Rats were eradicated from Cocos Island, and the forest was enhanced by removing invasive vines. The forest was further enhanced with native trees. A native lizard survey was also conducted to make sure that the Ko'ko' had enough food to eat.

Invasive species killing endemic species

The brown tree snake (Boiga irregularis) was accidentally introduced to Guam following World War II. The snake has a high population density on Guam because it has few predators. There are estimated to be 3,000 Brown tree snakes per square mile -- the largest density of any snake in the world.

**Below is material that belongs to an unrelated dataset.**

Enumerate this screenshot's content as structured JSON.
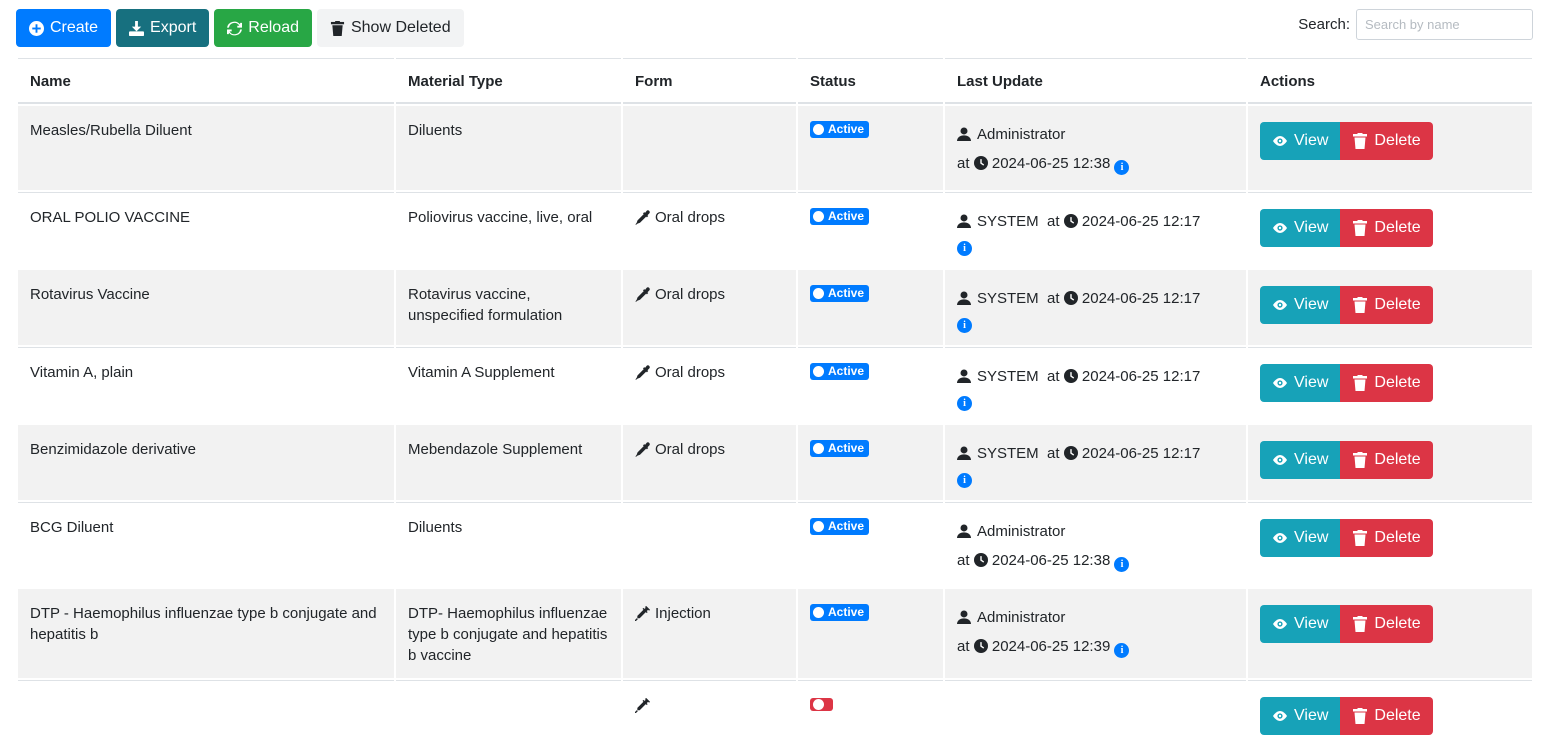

Before the introduction of the brown tree snake, Guam had 12 species of forest birds. Today 10 of those species are extinct and the other two species -- the island swiftlet and the Marianas starling -- have fewer than 200 individuals.

"If you listen very carefully, you'll hear what the forests sound like now," Calaustro said, "only silence."

The brown tree snake has played a large roll in the disappearance of Guam's native birds. Other invasive species such as the coqui frog (Eleutherodactylus) and coconut rhinoceros beetle (Oryctes rhinoceros) have detrimentally impacted Guam's landscape too.

Brown tree snakes and rodents are continuously monitored on Cocos Island. Calaustro and her colleagues are trying to make sure those invasive predators don't show up again to threaten the Ko'ko'.

"At this point in time, they are no predators on Cocos Island," Calaustro said.

The release of Guam Rails back into the wild

A fiesta was thrown for the reintroduction. Students and teachers were invited to come and do a dance, chant, or song to celebrate the Ko'ko.

"It's not just the Guam Department of Agriculture's bird," Calaustro said. "It's Guam's bird."

After the celebration, the birds were released into the wild. One of the birds started to forage on his own immediately after being released.

"He actually started to do what wild birds do," Calaustro said. "He was showing signs that he knew that he was supposed to find food, find shelter, and go."

If the above embedded video does not display, click here to view it.

Tony Rameriez of the Guam Department of Parks and Recreation said a Chamorro blessing, calling on the spirits of the air, sea, and land to bless the Ko'ko' and keep them safe on their new island home.

Inspiring Pride in the community

A campaign event where Calaustro provided information to community members and handed out buttons, stickers, posters, and more to help educate the community and spread her campaign messages.

There was public backlash when Calaustro started her campaign. The Ko'ko for Cocos project started before the Rare Pride campaign. Calaustro said it was done in the traditional way where scientists go into the wild and they think they know everything, without including the public in what they are trying to accomplish.

"You have to have the public input for it to be successful," she said about conservation campaigns.

Calaustro's Rare Pride campaign used social marketing to get the public behind her and her campaign. She participated in community events such as fiestas, offered school and civic presentations about her campaign and how to reduce the threats of invasive species and feral animals, and monitored a phone hotline. She also used billboards and signs to help spread her campaigns messages.

Calaustro was especially moved by her experiences showing school children the Guam rail for the first time. Most children have never seen, nor heard the rail and know very little about it.

"Every moment that I go to a school and every moment that I have with a child and a live Ko'ko is special," she said. "Children today have absolutely no idea what their native species look like. When I go to a school and show them a Ko'ko, their eyes light up. They are amazed. It's something they are missing."

Calaustro encountered one child at a school visit that thought he had a couple of Guam rails in his back yard, because he -- like most residents on Guam -- didn't really know much about the species. The birds he described were black and could fly. The Ko'ko is brown with black and white stripes and can't fly.

Calaustro took him and showed him his first Guam rail. He was amazed, and Calaustro said to him, "It can't fly. You have to protect it." The boy responded, "Ms Cheryl, I will protect it."